First metabolomics studies have indicated that metabolic fingerprints from accessible tissues might be useful to better understand the etiological links between metabolism and cancer. However, there is still a lack of prospective metabolomics studies on pre-diagnostic metabolic alterations and cancer risk.
Associations between pre-diagnostic levels of 120 circulating metabolites (acylcarnitines, amino acids, biogenic amines, phosphatidylcholines, sphingolipids, and hexoses) and the risks of breast, prostate, and colorectal cancer were evaluated by Cox regression analyses using data of a prospective case-cohort study including 835 incident cancer cases.

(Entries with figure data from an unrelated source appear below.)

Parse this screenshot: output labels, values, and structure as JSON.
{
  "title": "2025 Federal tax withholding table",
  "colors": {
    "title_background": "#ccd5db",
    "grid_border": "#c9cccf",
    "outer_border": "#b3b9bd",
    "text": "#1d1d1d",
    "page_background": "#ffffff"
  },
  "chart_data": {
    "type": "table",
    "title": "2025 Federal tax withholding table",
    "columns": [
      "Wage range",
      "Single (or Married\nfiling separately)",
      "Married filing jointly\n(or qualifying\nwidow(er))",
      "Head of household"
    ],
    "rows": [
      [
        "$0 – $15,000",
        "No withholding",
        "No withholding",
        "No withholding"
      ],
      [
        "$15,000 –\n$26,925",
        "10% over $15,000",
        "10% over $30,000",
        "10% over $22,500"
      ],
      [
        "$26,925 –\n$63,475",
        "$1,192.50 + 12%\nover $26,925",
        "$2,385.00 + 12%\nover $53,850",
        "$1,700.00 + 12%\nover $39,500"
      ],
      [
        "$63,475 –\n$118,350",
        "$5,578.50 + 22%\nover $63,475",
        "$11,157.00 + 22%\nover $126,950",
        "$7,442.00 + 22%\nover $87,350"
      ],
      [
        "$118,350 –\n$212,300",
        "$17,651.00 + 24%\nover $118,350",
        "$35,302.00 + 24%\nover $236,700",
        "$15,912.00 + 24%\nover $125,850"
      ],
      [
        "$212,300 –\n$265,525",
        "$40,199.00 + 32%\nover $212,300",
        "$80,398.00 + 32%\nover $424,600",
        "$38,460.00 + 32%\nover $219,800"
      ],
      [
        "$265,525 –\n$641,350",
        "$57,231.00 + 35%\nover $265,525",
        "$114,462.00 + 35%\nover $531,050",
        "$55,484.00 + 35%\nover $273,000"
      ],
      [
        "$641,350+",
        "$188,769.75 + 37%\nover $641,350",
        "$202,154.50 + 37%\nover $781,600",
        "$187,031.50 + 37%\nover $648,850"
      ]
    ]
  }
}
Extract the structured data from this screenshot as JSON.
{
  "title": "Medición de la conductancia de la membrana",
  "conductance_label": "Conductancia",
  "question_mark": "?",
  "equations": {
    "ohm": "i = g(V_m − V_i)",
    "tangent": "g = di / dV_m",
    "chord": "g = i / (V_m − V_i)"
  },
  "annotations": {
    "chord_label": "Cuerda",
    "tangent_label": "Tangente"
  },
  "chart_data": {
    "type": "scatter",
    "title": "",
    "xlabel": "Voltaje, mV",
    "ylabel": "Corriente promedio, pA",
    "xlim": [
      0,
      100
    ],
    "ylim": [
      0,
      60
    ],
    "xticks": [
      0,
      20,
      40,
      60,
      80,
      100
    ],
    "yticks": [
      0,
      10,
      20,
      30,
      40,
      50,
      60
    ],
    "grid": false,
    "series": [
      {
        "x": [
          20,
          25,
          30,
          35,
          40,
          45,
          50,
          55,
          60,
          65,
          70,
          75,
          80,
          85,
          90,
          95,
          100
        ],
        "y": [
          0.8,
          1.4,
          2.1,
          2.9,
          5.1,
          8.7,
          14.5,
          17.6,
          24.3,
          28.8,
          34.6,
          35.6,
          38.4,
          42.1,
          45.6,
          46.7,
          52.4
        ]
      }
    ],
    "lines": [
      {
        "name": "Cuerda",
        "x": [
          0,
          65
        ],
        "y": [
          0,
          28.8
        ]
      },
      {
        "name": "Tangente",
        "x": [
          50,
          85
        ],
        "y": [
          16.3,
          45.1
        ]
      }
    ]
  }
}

The median follow-up duration was 8.3 years among non-cases and 6.5 years among incident cases of cancer. Higher levels of lysophosphatidylcholines (lysoPCs), and especially lysoPC a C18:0, were consistently related to lower risks of breast, prostate, and colorectal cancer, independent of background factors. In contrast, higher levels of phosphatidylcholine PC ae C30:0 were associated with increased cancer risk. There was no heterogeneity in the observed associations by lag time between blood draw and cancer diagnosis.
Changes in blood lipid composition precede the diagnosis of common malignancies by several years. Considering the consistency of the present results across three cancer types the observed alterations point to a global metabolic shift in phosphatidylcholine metabolism that may drive tumorigenesis.